| Jane Magazine, March 2004
ATHLETIC GUINEA PIG:
Bar Method
By
Claudine Ko
 The last time I was in Los Angeles, I met my friend Betty for lunch a Roscoe’s House of Chicken ‘n’ Waffles. And while it was hard to think about anything but the butter-and-syrup-drizzled fried goodness, I couldn’t help but notice how great Betty’s bum was looking. Betty, who used to be an exercise hater, said it was because of the bar method. And that’s how I ended up with my right foot twitching vigorously away in a carpeted, mirrored roomful of suburban ladies in Greenwich, Conn., in one of the most difficult workouts I’ve endured since the bar hang during the President Physical Fitness Test.
Bar method found Burr Diehl even flew into town to lead me through a class, which has similar properties to Pilates and ballet, like intense stomach crunches, buttock squeezing and leg-lifting action, interspersed with stretching. I’ve always felt a little uncomfortable in closed-room group workouts. I’m not sure if it has to do with the acoustics, big mirrors, herd mentality or all three. There was a moment I thought I was going to start laughing – somewhere in between short, pulsing pelvic thrusts and a series of overexerted-thigh-muscle spasms – but I hurt too much. And though I’m typically against the kinds of workouts that draw celebs, the classes are only an hour long, and I can’t stop thinking about Betty’s you-know-what. DOES THIS WORKOUT DO ANYTHING?
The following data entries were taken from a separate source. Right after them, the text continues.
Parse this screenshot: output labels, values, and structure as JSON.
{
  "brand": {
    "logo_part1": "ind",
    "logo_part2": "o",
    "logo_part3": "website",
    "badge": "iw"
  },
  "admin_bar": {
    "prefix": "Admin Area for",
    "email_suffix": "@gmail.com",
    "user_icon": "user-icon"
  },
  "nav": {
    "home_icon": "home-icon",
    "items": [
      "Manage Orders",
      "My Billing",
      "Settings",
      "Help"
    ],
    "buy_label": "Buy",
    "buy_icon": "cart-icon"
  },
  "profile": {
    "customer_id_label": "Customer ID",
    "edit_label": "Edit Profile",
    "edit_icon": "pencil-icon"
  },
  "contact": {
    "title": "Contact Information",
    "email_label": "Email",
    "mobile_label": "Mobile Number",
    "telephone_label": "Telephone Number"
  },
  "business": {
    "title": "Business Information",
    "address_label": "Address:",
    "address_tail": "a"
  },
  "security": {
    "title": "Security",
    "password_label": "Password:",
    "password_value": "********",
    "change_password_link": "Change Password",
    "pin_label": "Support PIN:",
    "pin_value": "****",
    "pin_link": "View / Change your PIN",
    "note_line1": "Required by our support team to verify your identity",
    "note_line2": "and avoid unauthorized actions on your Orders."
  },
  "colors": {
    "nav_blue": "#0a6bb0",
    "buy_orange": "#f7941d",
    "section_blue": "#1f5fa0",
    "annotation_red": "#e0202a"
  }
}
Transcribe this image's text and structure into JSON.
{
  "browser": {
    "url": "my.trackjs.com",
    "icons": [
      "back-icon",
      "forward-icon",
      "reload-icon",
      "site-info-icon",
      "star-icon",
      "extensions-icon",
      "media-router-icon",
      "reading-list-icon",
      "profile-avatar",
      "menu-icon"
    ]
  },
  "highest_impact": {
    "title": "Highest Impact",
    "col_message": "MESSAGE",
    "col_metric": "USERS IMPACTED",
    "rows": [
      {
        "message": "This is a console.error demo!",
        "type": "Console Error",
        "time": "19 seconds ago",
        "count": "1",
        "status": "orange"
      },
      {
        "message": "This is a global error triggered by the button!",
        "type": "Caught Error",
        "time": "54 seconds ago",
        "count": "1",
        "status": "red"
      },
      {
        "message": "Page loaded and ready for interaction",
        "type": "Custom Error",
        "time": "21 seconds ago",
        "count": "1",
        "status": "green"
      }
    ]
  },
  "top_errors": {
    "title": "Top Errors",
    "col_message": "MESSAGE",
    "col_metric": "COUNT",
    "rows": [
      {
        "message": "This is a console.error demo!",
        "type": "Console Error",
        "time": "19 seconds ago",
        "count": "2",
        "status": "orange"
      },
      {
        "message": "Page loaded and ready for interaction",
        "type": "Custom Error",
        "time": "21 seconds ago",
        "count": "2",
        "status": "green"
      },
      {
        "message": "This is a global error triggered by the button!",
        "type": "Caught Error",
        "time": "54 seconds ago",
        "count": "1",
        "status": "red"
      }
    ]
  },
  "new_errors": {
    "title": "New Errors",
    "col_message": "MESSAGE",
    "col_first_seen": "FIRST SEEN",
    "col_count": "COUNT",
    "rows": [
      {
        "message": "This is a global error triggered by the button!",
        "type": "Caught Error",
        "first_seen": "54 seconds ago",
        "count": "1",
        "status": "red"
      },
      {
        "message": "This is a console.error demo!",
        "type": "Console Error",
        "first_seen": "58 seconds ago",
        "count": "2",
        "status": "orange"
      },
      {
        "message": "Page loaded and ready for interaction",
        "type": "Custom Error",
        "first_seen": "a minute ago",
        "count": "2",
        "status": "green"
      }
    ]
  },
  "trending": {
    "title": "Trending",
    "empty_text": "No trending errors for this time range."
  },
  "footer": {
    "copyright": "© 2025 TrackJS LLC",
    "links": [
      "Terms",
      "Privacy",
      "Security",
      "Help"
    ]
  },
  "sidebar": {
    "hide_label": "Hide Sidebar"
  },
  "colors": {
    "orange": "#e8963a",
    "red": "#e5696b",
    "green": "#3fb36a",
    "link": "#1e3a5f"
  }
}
ENDORPHIN QUOTIENT: Magnificent
SORE SPOTS: Pretty much all over.
GOOD TO KNOW: You shouldn’t do this more than four times a week,
And Burr suggests you combine it with exercise that has a lot of movement, like bicycling or surfing.
ANSWER THE DAMN QUESTION: Burns fat, carves muscles, lifts your butt.
SEE FOR YOURSELF: So far, bar method studios exist only in Connecticut, San Francisco and Los Angeles, but they’re spreading. Buy the videos at www.barmethod.com.